Bei der Scherbennacht waren etwa 100 vermummte Leute durch die Göttinger Innenstadt gestürmt und hatten sehr gezielt die Scheiben von etwa 15 Geschäften zertrümmert. Sehr gezielt heißt, es wurden Banken angegriffen, Unternehmen, die für ausbeuterische Praxen bekannt waren und US-Firmen bzw. solche die vor allem US-Produkte führten (dies muss vor dem Hintergrund der damals aktuellen Bombardierung Libyens durch die USA gesehen werden).

Die TeilnehmerInnen der Scherbendemo konnten in einer Großparty des Studentenwerks untertauchen, wo sie von der Bühne freundlich begrüßt wurden.

Eine Komminlitonin von mir, Wissenschaftliche Mitarbeiterin am Seminar für Mittlere und Neuere Geschichte, wurden hingegen auf dem Campus von der Polizei verfolgt, weil die sie mit der Aktion in Zusammenhang brachte, und floh an ihren Arbeitsplatz, in den Blauen Turm. Dort stellte sich der Polizei der Hausherr, Professor Rudolf von Thadden, entgegen. "Lassen Sie meine Mitarbeitern in Frieden!", herrschte er die Beamten an. "Sie steht aber im Verdacht, an einem Landfriedensbruch beteiligt zu sein." "Und Sie haben sich bereits des Hausfriedensbruchs schuldig gemacht.
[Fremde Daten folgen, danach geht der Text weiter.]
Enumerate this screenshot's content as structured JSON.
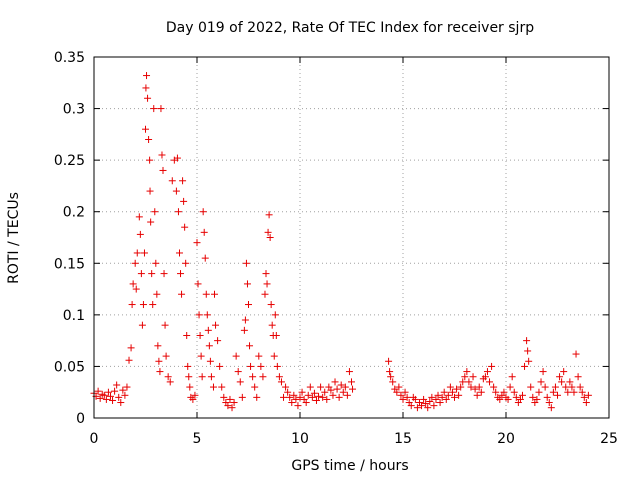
{
  "chart_data": {
    "type": "scatter",
    "title": "Day 019 of 2022, Rate Of TEC Index for receiver sjrp",
    "xlabel": "GPS time / hours",
    "ylabel": "ROTI / TECUs",
    "xlim": [
      0,
      25
    ],
    "ylim": [
      0,
      0.35
    ],
    "xticks": [
      0,
      5,
      10,
      15,
      20,
      25
    ],
    "yticks": [
      0,
      0.05,
      0.1,
      0.15,
      0.2,
      0.25,
      0.3,
      0.35
    ],
    "xtick_labels": [
      "0",
      "5",
      "10",
      "15",
      "20",
      "25"
    ],
    "ytick_labels": [
      "0",
      "0.05",
      "0.1",
      "0.15",
      "0.2",
      "0.25",
      "0.3",
      "0.35"
    ],
    "grid": true,
    "marker": "+",
    "marker_color": "#e60000",
    "series": [
      {
        "name": "ROTI",
        "points": [
          [
            0.0,
            0.024
          ],
          [
            0.1,
            0.021
          ],
          [
            0.2,
            0.026
          ],
          [
            0.3,
            0.019
          ],
          [
            0.4,
            0.023
          ],
          [
            0.5,
            0.022
          ],
          [
            0.6,
            0.018
          ],
          [
            0.7,
            0.025
          ],
          [
            0.8,
            0.021
          ],
          [
            0.9,
            0.017
          ],
          [
            1.0,
            0.026
          ],
          [
            1.1,
            0.032
          ],
          [
            1.2,
            0.02
          ],
          [
            1.3,
            0.015
          ],
          [
            1.4,
            0.027
          ],
          [
            1.5,
            0.022
          ],
          [
            1.6,
            0.03
          ],
          [
            1.7,
            0.056
          ],
          [
            1.8,
            0.068
          ],
          [
            1.85,
            0.11
          ],
          [
            1.9,
            0.13
          ],
          [
            2.0,
            0.15
          ],
          [
            2.05,
            0.125
          ],
          [
            2.1,
            0.16
          ],
          [
            2.2,
            0.195
          ],
          [
            2.25,
            0.178
          ],
          [
            2.3,
            0.14
          ],
          [
            2.35,
            0.09
          ],
          [
            2.4,
            0.11
          ],
          [
            2.45,
            0.16
          ],
          [
            2.5,
            0.28
          ],
          [
            2.52,
            0.32
          ],
          [
            2.55,
            0.332
          ],
          [
            2.6,
            0.31
          ],
          [
            2.65,
            0.27
          ],
          [
            2.7,
            0.25
          ],
          [
            2.72,
            0.22
          ],
          [
            2.75,
            0.19
          ],
          [
            2.8,
            0.14
          ],
          [
            2.85,
            0.11
          ],
          [
            2.9,
            0.3
          ],
          [
            2.95,
            0.2
          ],
          [
            3.0,
            0.15
          ],
          [
            3.05,
            0.12
          ],
          [
            3.1,
            0.07
          ],
          [
            3.15,
            0.055
          ],
          [
            3.2,
            0.045
          ],
          [
            3.25,
            0.3
          ],
          [
            3.3,
            0.255
          ],
          [
            3.35,
            0.24
          ],
          [
            3.4,
            0.14
          ],
          [
            3.45,
            0.09
          ],
          [
            3.5,
            0.06
          ],
          [
            3.6,
            0.04
          ],
          [
            3.7,
            0.035
          ],
          [
            3.8,
            0.23
          ],
          [
            3.9,
            0.25
          ],
          [
            4.0,
            0.22
          ],
          [
            4.05,
            0.252
          ],
          [
            4.1,
            0.2
          ],
          [
            4.15,
            0.16
          ],
          [
            4.2,
            0.14
          ],
          [
            4.25,
            0.12
          ],
          [
            4.3,
            0.23
          ],
          [
            4.35,
            0.21
          ],
          [
            4.4,
            0.185
          ],
          [
            4.45,
            0.15
          ],
          [
            4.5,
            0.08
          ],
          [
            4.55,
            0.05
          ],
          [
            4.6,
            0.04
          ],
          [
            4.65,
            0.03
          ],
          [
            4.7,
            0.02
          ],
          [
            4.8,
            0.018
          ],
          [
            4.9,
            0.022
          ],
          [
            5.0,
            0.17
          ],
          [
            5.05,
            0.13
          ],
          [
            5.1,
            0.1
          ],
          [
            5.15,
            0.08
          ],
          [
            5.2,
            0.06
          ],
          [
            5.25,
            0.04
          ],
          [
            5.3,
            0.2
          ],
          [
            5.35,
            0.18
          ],
          [
            5.4,
            0.155
          ],
          [
            5.45,
            0.12
          ],
          [
            5.5,
            0.1
          ],
          [
            5.55,
            0.085
          ],
          [
            5.6,
            0.07
          ],
          [
            5.65,
            0.055
          ],
          [
            5.7,
            0.04
          ],
          [
            5.8,
            0.03
          ],
          [
            5.85,
            0.12
          ],
          [
            5.9,
            0.09
          ],
          [
            6.0,
            0.075
          ],
          [
            6.1,
            0.05
          ],
          [
            6.2,
            0.03
          ],
          [
            6.3,
            0.02
          ],
          [
            6.4,
            0.015
          ],
          [
            6.5,
            0.012
          ],
          [
            6.6,
            0.018
          ],
          [
            6.7,
            0.01
          ],
          [
            6.8,
            0.015
          ],
          [
            6.9,
            0.06
          ],
          [
            7.0,
            0.045
          ],
          [
            7.1,
            0.035
          ],
          [
            7.2,
            0.02
          ],
          [
            7.3,
            0.085
          ],
          [
            7.35,
            0.095
          ],
          [
            7.4,
            0.15
          ],
          [
            7.45,
            0.13
          ],
          [
            7.5,
            0.11
          ],
          [
            7.55,
            0.07
          ],
          [
            7.6,
            0.05
          ],
          [
            7.7,
            0.04
          ],
          [
            7.8,
            0.03
          ],
          [
            7.9,
            0.02
          ],
          [
            8.0,
            0.06
          ],
          [
            8.1,
            0.05
          ],
          [
            8.2,
            0.04
          ],
          [
            8.3,
            0.12
          ],
          [
            8.35,
            0.14
          ],
          [
            8.4,
            0.13
          ],
          [
            8.45,
            0.18
          ],
          [
            8.5,
            0.197
          ],
          [
            8.55,
            0.175
          ],
          [
            8.6,
            0.11
          ],
          [
            8.65,
            0.09
          ],
          [
            8.7,
            0.08
          ],
          [
            8.75,
            0.06
          ],
          [
            8.8,
            0.1
          ],
          [
            8.85,
            0.08
          ],
          [
            8.9,
            0.05
          ],
          [
            9.0,
            0.04
          ],
          [
            9.1,
            0.035
          ],
          [
            9.2,
            0.02
          ],
          [
            9.3,
            0.03
          ],
          [
            9.4,
            0.025
          ],
          [
            9.5,
            0.02
          ],
          [
            9.6,
            0.015
          ],
          [
            9.7,
            0.022
          ],
          [
            9.8,
            0.018
          ],
          [
            9.9,
            0.012
          ],
          [
            10.0,
            0.02
          ],
          [
            10.1,
            0.025
          ],
          [
            10.2,
            0.018
          ],
          [
            10.3,
            0.015
          ],
          [
            10.4,
            0.022
          ],
          [
            10.5,
            0.03
          ],
          [
            10.6,
            0.02
          ],
          [
            10.7,
            0.024
          ],
          [
            10.8,
            0.017
          ],
          [
            10.9,
            0.021
          ],
          [
            11.0,
            0.03
          ],
          [
            11.1,
            0.02
          ],
          [
            11.2,
            0.025
          ],
          [
            11.3,
            0.018
          ],
          [
            11.4,
            0.03
          ],
          [
            11.5,
            0.027
          ],
          [
            11.6,
            0.022
          ],
          [
            11.7,
            0.035
          ],
          [
            11.8,
            0.028
          ],
          [
            11.9,
            0.02
          ],
          [
            12.0,
            0.032
          ],
          [
            12.1,
            0.025
          ],
          [
            12.2,
            0.03
          ],
          [
            12.3,
            0.022
          ],
          [
            12.4,
            0.045
          ],
          [
            12.5,
            0.035
          ],
          [
            12.55,
            0.028
          ],
          [
            14.3,
            0.055
          ],
          [
            14.35,
            0.045
          ],
          [
            14.4,
            0.04
          ],
          [
            14.5,
            0.035
          ],
          [
            14.6,
            0.028
          ],
          [
            14.7,
            0.025
          ],
          [
            14.8,
            0.03
          ],
          [
            14.9,
            0.022
          ],
          [
            15.0,
            0.018
          ],
          [
            15.1,
            0.025
          ],
          [
            15.2,
            0.02
          ],
          [
            15.3,
            0.015
          ],
          [
            15.4,
            0.012
          ],
          [
            15.5,
            0.02
          ],
          [
            15.6,
            0.018
          ],
          [
            15.7,
            0.01
          ],
          [
            15.8,
            0.015
          ],
          [
            15.9,
            0.012
          ],
          [
            16.0,
            0.018
          ],
          [
            16.1,
            0.014
          ],
          [
            16.2,
            0.01
          ],
          [
            16.3,
            0.016
          ],
          [
            16.4,
            0.02
          ],
          [
            16.5,
            0.012
          ],
          [
            16.6,
            0.018
          ],
          [
            16.7,
            0.022
          ],
          [
            16.8,
            0.015
          ],
          [
            16.9,
            0.02
          ],
          [
            17.0,
            0.025
          ],
          [
            17.1,
            0.018
          ],
          [
            17.2,
            0.022
          ],
          [
            17.3,
            0.03
          ],
          [
            17.4,
            0.025
          ],
          [
            17.5,
            0.02
          ],
          [
            17.6,
            0.028
          ],
          [
            17.7,
            0.022
          ],
          [
            17.8,
            0.03
          ],
          [
            17.9,
            0.035
          ],
          [
            18.0,
            0.04
          ],
          [
            18.1,
            0.045
          ],
          [
            18.2,
            0.035
          ],
          [
            18.3,
            0.03
          ],
          [
            18.4,
            0.04
          ],
          [
            18.5,
            0.028
          ],
          [
            18.6,
            0.022
          ],
          [
            18.7,
            0.03
          ],
          [
            18.8,
            0.025
          ],
          [
            18.9,
            0.038
          ],
          [
            19.0,
            0.04
          ],
          [
            19.1,
            0.045
          ],
          [
            19.2,
            0.035
          ],
          [
            19.3,
            0.05
          ],
          [
            19.4,
            0.03
          ],
          [
            19.5,
            0.025
          ],
          [
            19.6,
            0.02
          ],
          [
            19.7,
            0.018
          ],
          [
            19.8,
            0.022
          ],
          [
            19.9,
            0.025
          ],
          [
            20.0,
            0.02
          ],
          [
            20.1,
            0.018
          ],
          [
            20.2,
            0.03
          ],
          [
            20.3,
            0.04
          ],
          [
            20.4,
            0.025
          ],
          [
            20.5,
            0.02
          ],
          [
            20.6,
            0.015
          ],
          [
            20.7,
            0.018
          ],
          [
            20.8,
            0.022
          ],
          [
            20.9,
            0.05
          ],
          [
            21.0,
            0.075
          ],
          [
            21.05,
            0.065
          ],
          [
            21.1,
            0.055
          ],
          [
            21.2,
            0.03
          ],
          [
            21.3,
            0.02
          ],
          [
            21.4,
            0.015
          ],
          [
            21.5,
            0.018
          ],
          [
            21.6,
            0.025
          ],
          [
            21.7,
            0.035
          ],
          [
            21.8,
            0.045
          ],
          [
            21.9,
            0.03
          ],
          [
            22.0,
            0.02
          ],
          [
            22.1,
            0.015
          ],
          [
            22.2,
            0.01
          ],
          [
            22.3,
            0.025
          ],
          [
            22.4,
            0.03
          ],
          [
            22.5,
            0.022
          ],
          [
            22.6,
            0.04
          ],
          [
            22.7,
            0.035
          ],
          [
            22.8,
            0.045
          ],
          [
            22.9,
            0.03
          ],
          [
            23.0,
            0.025
          ],
          [
            23.1,
            0.035
          ],
          [
            23.2,
            0.03
          ],
          [
            23.3,
            0.025
          ],
          [
            23.4,
            0.062
          ],
          [
            23.5,
            0.04
          ],
          [
            23.6,
            0.03
          ],
          [
            23.7,
            0.025
          ],
          [
            23.8,
            0.02
          ],
          [
            23.9,
            0.015
          ],
          [
            24.0,
            0.022
          ]
        ]
      }
    ]
  }
}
Wenn Polizei dieses Institut betritt, dann nur, wenn ich sie angefordert habe." Er gab ganz den preußischen Rittmeister, Adel verpflichtet, und es wirkte: Die Ordnungshüter zogen unverrichteter Dinge ab.


In der Szene kamen die Papiere meines Freundes nicht so gut an, die Zeit von Wikileaks war noch nicht gekommen. Aus der Tatsache, dass der Staatsschutz bei einer Scherbenaktion mitgemischt hatte wurden keine Konsequenzen gezogen, und aus der Retrospektive bin ich mal so böse zu sagen, dass allzuviele Militante, auch solche die mit Zwillen Stahlmuttern und Schlimmeres auf Staatsdiener schossen, genau wussten dass sie auf einem Studententripp waren und in wenigen Jahren ein spießiges Leben führen würden, warum dann über Perspektiven diskutieren?
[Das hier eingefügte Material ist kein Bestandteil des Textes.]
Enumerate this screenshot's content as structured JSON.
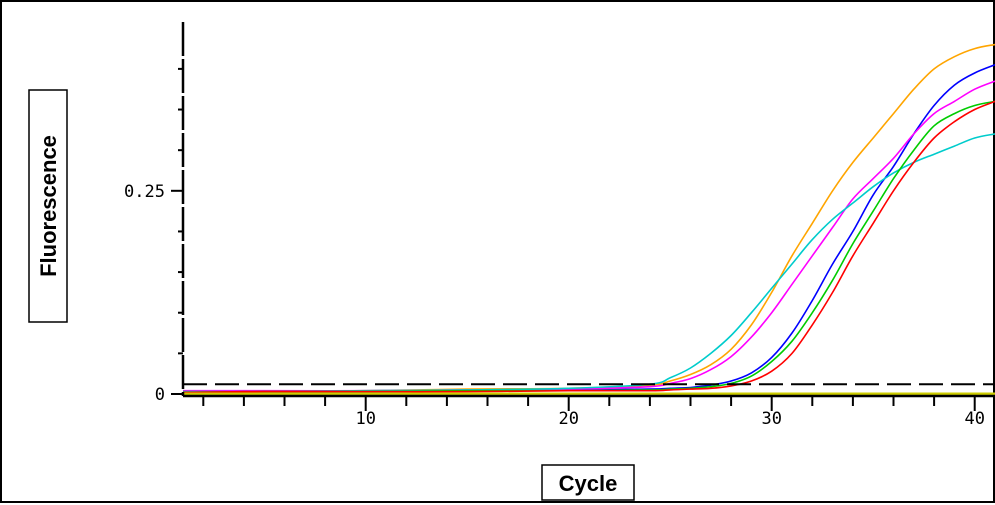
{
  "chart_data": {
    "type": "line",
    "xlabel": "Cycle",
    "ylabel": "Fluorescence",
    "xlim": [
      1,
      41
    ],
    "ylim": [
      0,
      0.47
    ],
    "x_ticks": [
      10,
      20,
      30,
      40
    ],
    "x_tick_labels": [
      "10",
      "20",
      "30",
      "40"
    ],
    "y_ticks": [
      0,
      0.25
    ],
    "y_tick_labels": [
      "0",
      "0.25"
    ],
    "threshold": 0.012,
    "grid": false,
    "series": [
      {
        "color": "#ffa500",
        "x": [
          1,
          5,
          10,
          15,
          20,
          24,
          25,
          26,
          27,
          28,
          29,
          30,
          31,
          32,
          33,
          34,
          35,
          36,
          37,
          38,
          39,
          40,
          41
        ],
        "y": [
          0.002,
          0.003,
          0.004,
          0.006,
          0.007,
          0.011,
          0.016,
          0.024,
          0.036,
          0.055,
          0.085,
          0.125,
          0.17,
          0.21,
          0.25,
          0.285,
          0.315,
          0.345,
          0.375,
          0.4,
          0.415,
          0.425,
          0.43
        ]
      },
      {
        "color": "#0000ff",
        "x": [
          1,
          5,
          10,
          15,
          20,
          24,
          25,
          26,
          27,
          28,
          29,
          30,
          31,
          32,
          33,
          34,
          35,
          36,
          37,
          38,
          39,
          40,
          41
        ],
        "y": [
          0.002,
          0.003,
          0.003,
          0.004,
          0.005,
          0.006,
          0.007,
          0.008,
          0.011,
          0.016,
          0.026,
          0.045,
          0.075,
          0.115,
          0.16,
          0.2,
          0.245,
          0.28,
          0.32,
          0.355,
          0.38,
          0.395,
          0.405
        ]
      },
      {
        "color": "#ff00ff",
        "x": [
          1,
          5,
          10,
          15,
          20,
          24,
          25,
          26,
          27,
          28,
          29,
          30,
          31,
          32,
          33,
          34,
          35,
          36,
          37,
          38,
          39,
          40,
          41
        ],
        "y": [
          0.004,
          0.004,
          0.004,
          0.005,
          0.006,
          0.009,
          0.013,
          0.019,
          0.03,
          0.046,
          0.07,
          0.1,
          0.135,
          0.17,
          0.205,
          0.24,
          0.265,
          0.29,
          0.32,
          0.345,
          0.36,
          0.375,
          0.385
        ]
      },
      {
        "color": "#00cccc",
        "x": [
          1,
          5,
          10,
          15,
          20,
          24,
          25,
          26,
          27,
          28,
          29,
          30,
          31,
          32,
          33,
          34,
          35,
          36,
          37,
          38,
          39,
          40,
          41
        ],
        "y": [
          0.003,
          0.003,
          0.004,
          0.005,
          0.007,
          0.012,
          0.02,
          0.032,
          0.05,
          0.072,
          0.1,
          0.13,
          0.16,
          0.19,
          0.215,
          0.235,
          0.255,
          0.272,
          0.285,
          0.295,
          0.305,
          0.315,
          0.32
        ]
      },
      {
        "color": "#00cc00",
        "x": [
          1,
          5,
          10,
          15,
          20,
          24,
          25,
          26,
          27,
          28,
          29,
          30,
          31,
          32,
          33,
          34,
          35,
          36,
          37,
          38,
          39,
          40,
          41
        ],
        "y": [
          0.002,
          0.003,
          0.003,
          0.004,
          0.004,
          0.005,
          0.006,
          0.007,
          0.009,
          0.013,
          0.022,
          0.04,
          0.065,
          0.1,
          0.14,
          0.185,
          0.225,
          0.265,
          0.3,
          0.33,
          0.345,
          0.355,
          0.36
        ]
      },
      {
        "color": "#ff0000",
        "x": [
          1,
          5,
          10,
          15,
          20,
          24,
          25,
          26,
          27,
          28,
          29,
          30,
          31,
          32,
          33,
          34,
          35,
          36,
          37,
          38,
          39,
          40,
          41
        ],
        "y": [
          0.002,
          0.003,
          0.003,
          0.003,
          0.004,
          0.004,
          0.005,
          0.006,
          0.007,
          0.01,
          0.016,
          0.028,
          0.05,
          0.085,
          0.125,
          0.17,
          0.21,
          0.25,
          0.285,
          0.315,
          0.335,
          0.35,
          0.36
        ]
      },
      {
        "color": "#cccc00",
        "x": [
          1,
          41
        ],
        "y": [
          0.0,
          0.0
        ]
      }
    ]
  }
}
Da waren wir aus anderem Holz geschnitzt. Victor beabsichtigte mit seinen Pentagon-Papieren einen Diskussionsprozess in Gang zu bringen, der auf Thematisierung der deutschen Wiedervereinigung von links abzielen sollte. Er hielt es damals noch für möglich, die gesamte Mobilisierungsstärke der nach Stationierung der Atomraketen themenlosen Friendensbewegung auf dieses Ziel auszurichten. Aus den ihm vorliegenden Informationen wusste er, dass die DDR dabei war zu implodieren, sein Ziel war es, die Bewegung dahin zu bringen, für eine deutsche Wiedervereinigung im Zeichen der Neutralität oder Blockfreiheit zu kämpfen, raus aus der NATO, rein ins Vergnügen, und somit der US-Militärmaschinerie in Europa eines ihrer wichtigsten Standbeine wegzuhauen.
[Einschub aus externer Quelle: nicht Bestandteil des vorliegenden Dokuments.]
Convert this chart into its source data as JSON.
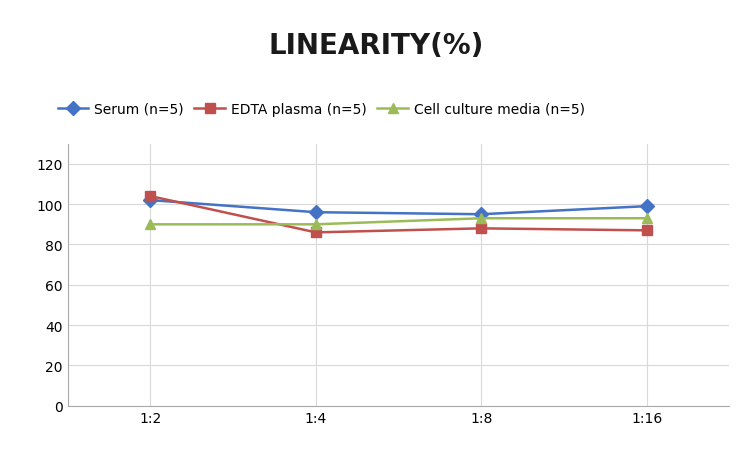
{
  "title": "LINEARITY(%)",
  "x_labels": [
    "1:2",
    "1:4",
    "1:8",
    "1:16"
  ],
  "x_positions": [
    0,
    1,
    2,
    3
  ],
  "series": [
    {
      "label": "Serum (n=5)",
      "values": [
        102,
        96,
        95,
        99
      ],
      "color": "#4472C4",
      "marker": "D",
      "linewidth": 1.8
    },
    {
      "label": "EDTA plasma (n=5)",
      "values": [
        104,
        86,
        88,
        87
      ],
      "color": "#C0504D",
      "marker": "s",
      "linewidth": 1.8
    },
    {
      "label": "Cell culture media (n=5)",
      "values": [
        90,
        90,
        93,
        93
      ],
      "color": "#9BBB59",
      "marker": "^",
      "linewidth": 1.8
    }
  ],
  "ylim": [
    0,
    130
  ],
  "yticks": [
    0,
    20,
    40,
    60,
    80,
    100,
    120
  ],
  "title_fontsize": 20,
  "title_fontweight": "bold",
  "legend_fontsize": 10,
  "tick_fontsize": 10,
  "background_color": "#ffffff",
  "grid_color": "#d9d9d9",
  "marker_size": 7
}
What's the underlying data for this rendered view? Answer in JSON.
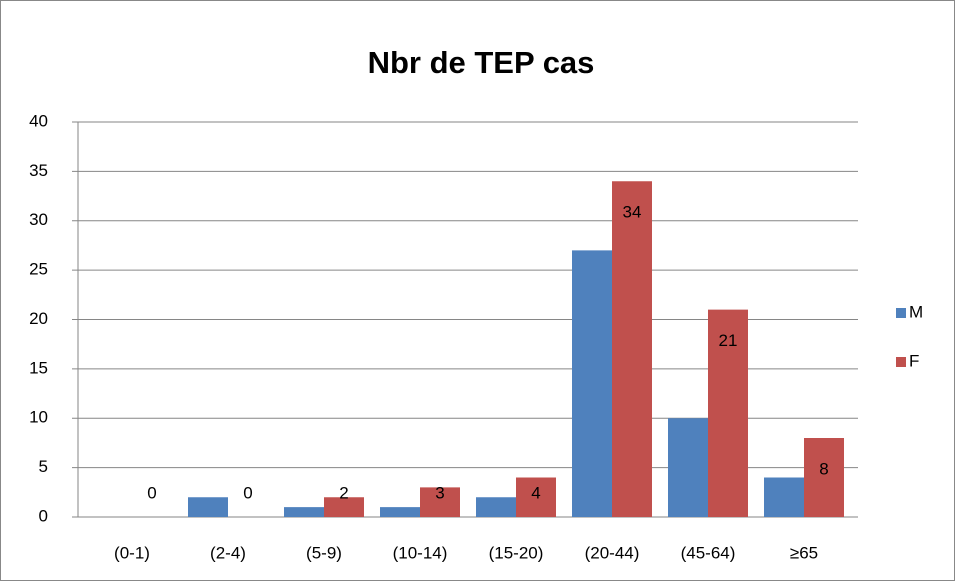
{
  "chart_data": {
    "type": "bar",
    "title": "Nbr de TEP cas",
    "categories": [
      "(0-1)",
      "(2-4)",
      "(5-9)",
      "(10-14)",
      "(15-20)",
      "(20-44)",
      "(45-64)",
      "≥65"
    ],
    "series": [
      {
        "name": "M",
        "color": "#4f81bd",
        "values": [
          0,
          2,
          1,
          1,
          2,
          27,
          10,
          4
        ]
      },
      {
        "name": "F",
        "color": "#c0504d",
        "values": [
          0,
          0,
          2,
          3,
          4,
          34,
          21,
          8
        ],
        "data_labels": true
      }
    ],
    "ylim": [
      0,
      40
    ],
    "yticks": [
      0,
      5,
      10,
      15,
      20,
      25,
      30,
      35,
      40
    ],
    "grid": true,
    "legend": "right"
  }
}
Kaum jemand in der Szene verstand ihn oder nahm ihn ernst. Die Schlapphüte wohl dann umso mehr. Als er viele Jahre später, nach erfolgter Wiedervereinigung, seine Stasi-Akte einsehen wollte wurde ihm mitgeteilt, dass die nicht greifbar sei, weil sie sich in Moskau, in der Lubjanka, befinde.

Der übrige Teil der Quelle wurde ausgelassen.